The enforcement of the GDPR led to the widespread adoption of consent notices, colloquially known as cookie banners. Studies have shown that many website operators do not comply with the law and track users prior to any interaction with the consent notice, or attempt to trick users into giving consent through dark patterns. Previous research has relied on manually curated filter lists or automated detection methods limited to a subset of websites, making research on GDPR compliance of consent notices tedious or limited. We present \emph{cookiescanner}, an automated scanning tool that detects and extracts consent notices via various methods and checks if they offer a decline option or use color diversion. We evaluated cookiescanner on a random sample of the top 10,000 websites listed by Tranco. We found that manually curated filter lists have the highest precision but recall fewer consent notices than our keyword-based methods. Our BERT model achieves high precision for English notices, which is in line with previous work, but suffers from low recall due to insufficient candidate extraction. While the automated detection of decline options proved to be challenging due to the dynamic nature of many sites, detecting instances of different colors of the buttons was successful in most cases. Besides systematically evaluating our various detection techniques, we have manually annotated 1,000 websites to provide a ground-truth baseline, which has not existed previously. Furthermore, we release our code and the annotated dataset in the interest of reproducibility and repeatability.
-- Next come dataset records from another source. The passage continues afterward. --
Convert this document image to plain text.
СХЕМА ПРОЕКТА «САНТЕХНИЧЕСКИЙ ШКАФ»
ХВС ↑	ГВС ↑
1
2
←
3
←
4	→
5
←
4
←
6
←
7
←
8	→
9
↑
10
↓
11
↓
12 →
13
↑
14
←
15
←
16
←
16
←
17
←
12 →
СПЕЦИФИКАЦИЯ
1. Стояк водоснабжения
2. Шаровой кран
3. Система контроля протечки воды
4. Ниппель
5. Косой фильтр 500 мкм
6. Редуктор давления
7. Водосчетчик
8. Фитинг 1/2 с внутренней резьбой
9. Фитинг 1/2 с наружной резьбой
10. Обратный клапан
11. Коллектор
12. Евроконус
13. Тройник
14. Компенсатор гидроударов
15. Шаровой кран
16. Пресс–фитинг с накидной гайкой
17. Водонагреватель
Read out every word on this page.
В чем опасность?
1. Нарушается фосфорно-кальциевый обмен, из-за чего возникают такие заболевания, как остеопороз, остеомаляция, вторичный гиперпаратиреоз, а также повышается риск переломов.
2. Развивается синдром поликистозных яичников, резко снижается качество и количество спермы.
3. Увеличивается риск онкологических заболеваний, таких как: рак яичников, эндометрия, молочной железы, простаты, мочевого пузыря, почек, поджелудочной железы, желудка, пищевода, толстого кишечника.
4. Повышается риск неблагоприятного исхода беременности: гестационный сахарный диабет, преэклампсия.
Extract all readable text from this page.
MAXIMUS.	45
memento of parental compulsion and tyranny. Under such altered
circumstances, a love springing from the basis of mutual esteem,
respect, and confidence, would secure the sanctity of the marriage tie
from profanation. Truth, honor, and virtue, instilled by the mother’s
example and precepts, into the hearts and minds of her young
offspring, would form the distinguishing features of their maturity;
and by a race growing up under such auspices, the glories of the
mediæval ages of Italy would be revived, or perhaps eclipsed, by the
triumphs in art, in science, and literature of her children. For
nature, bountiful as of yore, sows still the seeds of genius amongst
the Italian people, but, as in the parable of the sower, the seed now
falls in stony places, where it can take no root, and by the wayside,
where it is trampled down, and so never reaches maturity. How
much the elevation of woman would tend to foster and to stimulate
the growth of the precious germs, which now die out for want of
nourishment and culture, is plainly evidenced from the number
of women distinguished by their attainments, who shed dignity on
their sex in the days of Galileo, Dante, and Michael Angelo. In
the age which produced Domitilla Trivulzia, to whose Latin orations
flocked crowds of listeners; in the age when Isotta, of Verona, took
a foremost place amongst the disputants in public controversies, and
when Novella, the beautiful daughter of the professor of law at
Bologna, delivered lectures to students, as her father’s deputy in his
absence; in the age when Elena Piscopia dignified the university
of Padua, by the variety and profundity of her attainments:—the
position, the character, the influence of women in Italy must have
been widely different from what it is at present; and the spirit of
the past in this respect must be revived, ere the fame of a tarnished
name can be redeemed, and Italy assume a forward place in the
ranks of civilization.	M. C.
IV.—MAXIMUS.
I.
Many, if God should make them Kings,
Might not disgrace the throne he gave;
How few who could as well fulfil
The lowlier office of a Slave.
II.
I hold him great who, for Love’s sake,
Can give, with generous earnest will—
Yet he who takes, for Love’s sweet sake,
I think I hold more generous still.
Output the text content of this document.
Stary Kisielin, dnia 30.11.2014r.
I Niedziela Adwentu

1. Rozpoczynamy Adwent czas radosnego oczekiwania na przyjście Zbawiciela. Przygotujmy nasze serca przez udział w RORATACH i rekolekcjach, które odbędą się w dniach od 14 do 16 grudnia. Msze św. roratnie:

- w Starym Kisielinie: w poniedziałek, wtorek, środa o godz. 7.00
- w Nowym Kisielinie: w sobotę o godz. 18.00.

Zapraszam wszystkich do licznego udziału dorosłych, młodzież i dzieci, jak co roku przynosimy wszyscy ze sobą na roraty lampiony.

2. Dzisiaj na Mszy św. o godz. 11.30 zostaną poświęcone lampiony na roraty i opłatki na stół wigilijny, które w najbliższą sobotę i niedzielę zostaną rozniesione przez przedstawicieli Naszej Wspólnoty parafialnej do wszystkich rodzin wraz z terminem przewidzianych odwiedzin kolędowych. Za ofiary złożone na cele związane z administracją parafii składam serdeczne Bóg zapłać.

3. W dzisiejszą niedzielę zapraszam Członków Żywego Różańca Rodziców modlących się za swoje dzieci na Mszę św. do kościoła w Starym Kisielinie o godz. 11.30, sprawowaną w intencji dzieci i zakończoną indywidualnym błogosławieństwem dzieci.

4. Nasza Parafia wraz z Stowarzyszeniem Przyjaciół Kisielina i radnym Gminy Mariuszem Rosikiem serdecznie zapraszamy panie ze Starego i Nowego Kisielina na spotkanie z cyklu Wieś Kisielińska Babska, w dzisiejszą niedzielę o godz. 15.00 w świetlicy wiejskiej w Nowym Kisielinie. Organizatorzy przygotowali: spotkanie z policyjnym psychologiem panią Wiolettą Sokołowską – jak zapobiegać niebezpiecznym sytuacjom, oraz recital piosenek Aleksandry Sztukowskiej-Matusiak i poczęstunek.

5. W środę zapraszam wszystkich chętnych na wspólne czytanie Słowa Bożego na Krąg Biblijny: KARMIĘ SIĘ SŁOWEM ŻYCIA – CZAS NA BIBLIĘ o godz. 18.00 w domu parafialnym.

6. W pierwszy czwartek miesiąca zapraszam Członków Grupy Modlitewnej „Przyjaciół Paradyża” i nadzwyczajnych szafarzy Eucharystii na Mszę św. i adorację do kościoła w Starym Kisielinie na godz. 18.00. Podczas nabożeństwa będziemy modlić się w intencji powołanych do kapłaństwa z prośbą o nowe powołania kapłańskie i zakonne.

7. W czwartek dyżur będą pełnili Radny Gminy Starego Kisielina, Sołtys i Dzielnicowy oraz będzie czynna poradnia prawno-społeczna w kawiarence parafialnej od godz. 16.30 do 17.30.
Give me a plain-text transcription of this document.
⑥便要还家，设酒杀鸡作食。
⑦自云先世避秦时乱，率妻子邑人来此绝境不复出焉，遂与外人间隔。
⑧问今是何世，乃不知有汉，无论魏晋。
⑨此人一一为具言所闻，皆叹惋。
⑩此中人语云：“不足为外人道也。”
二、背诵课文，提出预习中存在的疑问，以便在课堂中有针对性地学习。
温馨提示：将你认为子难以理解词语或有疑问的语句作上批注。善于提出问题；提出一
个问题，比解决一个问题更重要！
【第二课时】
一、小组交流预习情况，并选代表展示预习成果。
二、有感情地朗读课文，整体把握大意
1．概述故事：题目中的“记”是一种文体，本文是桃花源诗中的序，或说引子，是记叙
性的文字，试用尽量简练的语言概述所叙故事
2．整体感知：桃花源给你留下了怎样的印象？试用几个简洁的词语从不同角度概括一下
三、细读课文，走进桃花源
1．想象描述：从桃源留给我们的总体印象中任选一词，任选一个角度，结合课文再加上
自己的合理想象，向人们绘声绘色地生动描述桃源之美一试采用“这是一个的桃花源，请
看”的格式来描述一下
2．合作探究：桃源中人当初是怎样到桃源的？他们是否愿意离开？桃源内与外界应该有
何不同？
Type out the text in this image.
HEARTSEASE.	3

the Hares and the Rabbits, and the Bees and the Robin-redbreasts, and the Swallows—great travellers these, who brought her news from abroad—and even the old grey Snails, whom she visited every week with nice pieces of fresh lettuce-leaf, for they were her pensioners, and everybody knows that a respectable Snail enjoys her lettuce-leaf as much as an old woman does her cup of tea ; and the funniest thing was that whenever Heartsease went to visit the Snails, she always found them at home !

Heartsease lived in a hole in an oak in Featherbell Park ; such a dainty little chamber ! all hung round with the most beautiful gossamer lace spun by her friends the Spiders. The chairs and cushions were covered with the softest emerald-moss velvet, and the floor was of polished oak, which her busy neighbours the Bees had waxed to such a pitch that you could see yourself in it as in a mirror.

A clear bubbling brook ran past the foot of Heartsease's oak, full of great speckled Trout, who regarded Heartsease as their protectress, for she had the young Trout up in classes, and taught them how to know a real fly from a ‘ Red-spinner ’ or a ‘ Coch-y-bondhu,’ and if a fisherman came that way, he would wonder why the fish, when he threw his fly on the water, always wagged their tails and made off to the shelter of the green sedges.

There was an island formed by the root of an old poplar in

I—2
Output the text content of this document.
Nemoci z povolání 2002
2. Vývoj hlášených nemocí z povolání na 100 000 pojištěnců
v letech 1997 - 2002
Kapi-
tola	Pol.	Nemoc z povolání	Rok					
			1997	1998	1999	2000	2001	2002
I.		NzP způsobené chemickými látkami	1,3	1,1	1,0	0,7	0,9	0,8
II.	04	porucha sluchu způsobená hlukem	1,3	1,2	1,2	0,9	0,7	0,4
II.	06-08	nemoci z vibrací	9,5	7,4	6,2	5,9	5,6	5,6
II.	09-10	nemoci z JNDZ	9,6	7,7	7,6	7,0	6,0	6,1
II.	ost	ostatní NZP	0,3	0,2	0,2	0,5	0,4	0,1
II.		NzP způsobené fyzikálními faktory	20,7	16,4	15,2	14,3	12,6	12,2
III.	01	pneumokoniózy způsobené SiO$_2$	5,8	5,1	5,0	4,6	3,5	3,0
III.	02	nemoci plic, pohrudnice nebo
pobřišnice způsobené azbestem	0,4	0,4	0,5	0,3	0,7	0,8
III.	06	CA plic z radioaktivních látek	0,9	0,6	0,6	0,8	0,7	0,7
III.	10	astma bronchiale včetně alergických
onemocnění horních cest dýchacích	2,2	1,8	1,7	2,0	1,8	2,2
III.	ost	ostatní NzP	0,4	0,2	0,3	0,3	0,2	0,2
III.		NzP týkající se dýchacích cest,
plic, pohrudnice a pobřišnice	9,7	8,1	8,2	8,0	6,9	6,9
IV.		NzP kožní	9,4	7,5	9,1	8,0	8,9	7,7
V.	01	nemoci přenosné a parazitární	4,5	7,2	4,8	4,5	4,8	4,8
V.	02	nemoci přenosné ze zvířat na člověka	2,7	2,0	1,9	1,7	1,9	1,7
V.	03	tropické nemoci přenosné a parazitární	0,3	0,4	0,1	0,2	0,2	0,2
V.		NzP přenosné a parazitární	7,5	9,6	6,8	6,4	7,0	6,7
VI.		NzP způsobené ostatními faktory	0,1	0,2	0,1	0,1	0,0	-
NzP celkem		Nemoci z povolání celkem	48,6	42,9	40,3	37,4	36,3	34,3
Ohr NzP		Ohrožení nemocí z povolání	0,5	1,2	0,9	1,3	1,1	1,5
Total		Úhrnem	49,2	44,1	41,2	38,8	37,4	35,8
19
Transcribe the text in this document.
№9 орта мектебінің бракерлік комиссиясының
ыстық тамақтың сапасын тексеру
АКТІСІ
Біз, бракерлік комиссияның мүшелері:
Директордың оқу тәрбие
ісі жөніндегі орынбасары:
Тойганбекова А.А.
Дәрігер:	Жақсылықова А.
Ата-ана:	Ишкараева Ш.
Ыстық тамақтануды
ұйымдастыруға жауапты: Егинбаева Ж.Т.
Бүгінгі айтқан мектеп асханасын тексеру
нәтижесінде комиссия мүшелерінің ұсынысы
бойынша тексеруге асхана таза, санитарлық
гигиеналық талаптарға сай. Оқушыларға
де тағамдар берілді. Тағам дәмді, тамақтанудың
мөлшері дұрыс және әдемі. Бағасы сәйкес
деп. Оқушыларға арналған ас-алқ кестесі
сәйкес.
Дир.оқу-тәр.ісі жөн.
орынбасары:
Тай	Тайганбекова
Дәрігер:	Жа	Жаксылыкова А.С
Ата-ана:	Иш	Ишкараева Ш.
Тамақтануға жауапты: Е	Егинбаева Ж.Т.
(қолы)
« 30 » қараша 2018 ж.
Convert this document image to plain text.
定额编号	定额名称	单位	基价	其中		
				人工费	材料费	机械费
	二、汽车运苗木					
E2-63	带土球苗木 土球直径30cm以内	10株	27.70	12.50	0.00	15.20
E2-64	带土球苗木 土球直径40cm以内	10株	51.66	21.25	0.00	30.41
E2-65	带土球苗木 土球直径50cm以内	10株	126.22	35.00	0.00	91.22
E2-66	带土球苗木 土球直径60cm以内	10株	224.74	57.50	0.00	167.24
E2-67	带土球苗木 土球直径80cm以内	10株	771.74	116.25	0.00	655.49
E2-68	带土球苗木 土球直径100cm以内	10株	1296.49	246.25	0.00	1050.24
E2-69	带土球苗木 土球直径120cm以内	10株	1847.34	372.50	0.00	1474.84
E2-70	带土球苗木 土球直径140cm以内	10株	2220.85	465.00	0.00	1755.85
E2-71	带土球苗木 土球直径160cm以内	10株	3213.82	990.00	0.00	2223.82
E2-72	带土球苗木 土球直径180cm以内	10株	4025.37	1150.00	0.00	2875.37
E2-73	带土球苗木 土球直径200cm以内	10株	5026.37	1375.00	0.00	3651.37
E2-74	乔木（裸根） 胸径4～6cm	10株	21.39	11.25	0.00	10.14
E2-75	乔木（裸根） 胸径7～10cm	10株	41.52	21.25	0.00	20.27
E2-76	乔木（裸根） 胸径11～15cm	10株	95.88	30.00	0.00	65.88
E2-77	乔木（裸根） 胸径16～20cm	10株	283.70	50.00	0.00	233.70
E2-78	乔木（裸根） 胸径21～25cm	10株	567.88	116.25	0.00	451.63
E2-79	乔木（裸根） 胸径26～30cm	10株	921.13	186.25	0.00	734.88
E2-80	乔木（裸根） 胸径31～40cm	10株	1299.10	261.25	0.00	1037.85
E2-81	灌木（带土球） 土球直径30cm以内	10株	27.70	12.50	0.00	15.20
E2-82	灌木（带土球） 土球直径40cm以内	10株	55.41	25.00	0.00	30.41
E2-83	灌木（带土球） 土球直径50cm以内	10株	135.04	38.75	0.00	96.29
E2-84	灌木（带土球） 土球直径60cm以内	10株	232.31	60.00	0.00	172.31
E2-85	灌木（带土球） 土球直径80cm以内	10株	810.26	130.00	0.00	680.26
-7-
翻译：GDPR的实施导致同意通知（俗称Cookie横幅）被广泛采用。研究表明，许多网站运营商在用户与同意通知交互之前就违反法律跟踪用户，或试图通过暗黑模式诱导用户同意。以往的研究依赖于人工维护的过滤列表或仅限于部分网站的自动检测方法，使得关于同意通知的GDPR合规性研究变得繁琐或有限。我们提出了一种自动扫描工具\emph{cookiescanner}，该工具通过多种方法检测和提取同意通知，并检查其是否提供拒绝选项或使用颜色误导。我们在Tranco列出的前10,000个网站的随机样本上评估了cookiescanner。我们发现，人工维护的过滤列表精准度最高，但其召回的同意通知数量少于我们基于关键词的方法。我们的BERT模型对英文通知具有高精准度（与先前研究一致），但由于候选提取不足而召回率较低。虽然由于许多网站的动态特性，自动检测拒绝选项具有挑战性，但在大多数情况下成功检测了按钮颜色差异。除了系统评估我们的多种检测技术外，我们还手动标注了1,000个网站以提供此前不存在的基础真实数据基线。此外，为促进可重复性研究，我们公开了代码和标注数据集。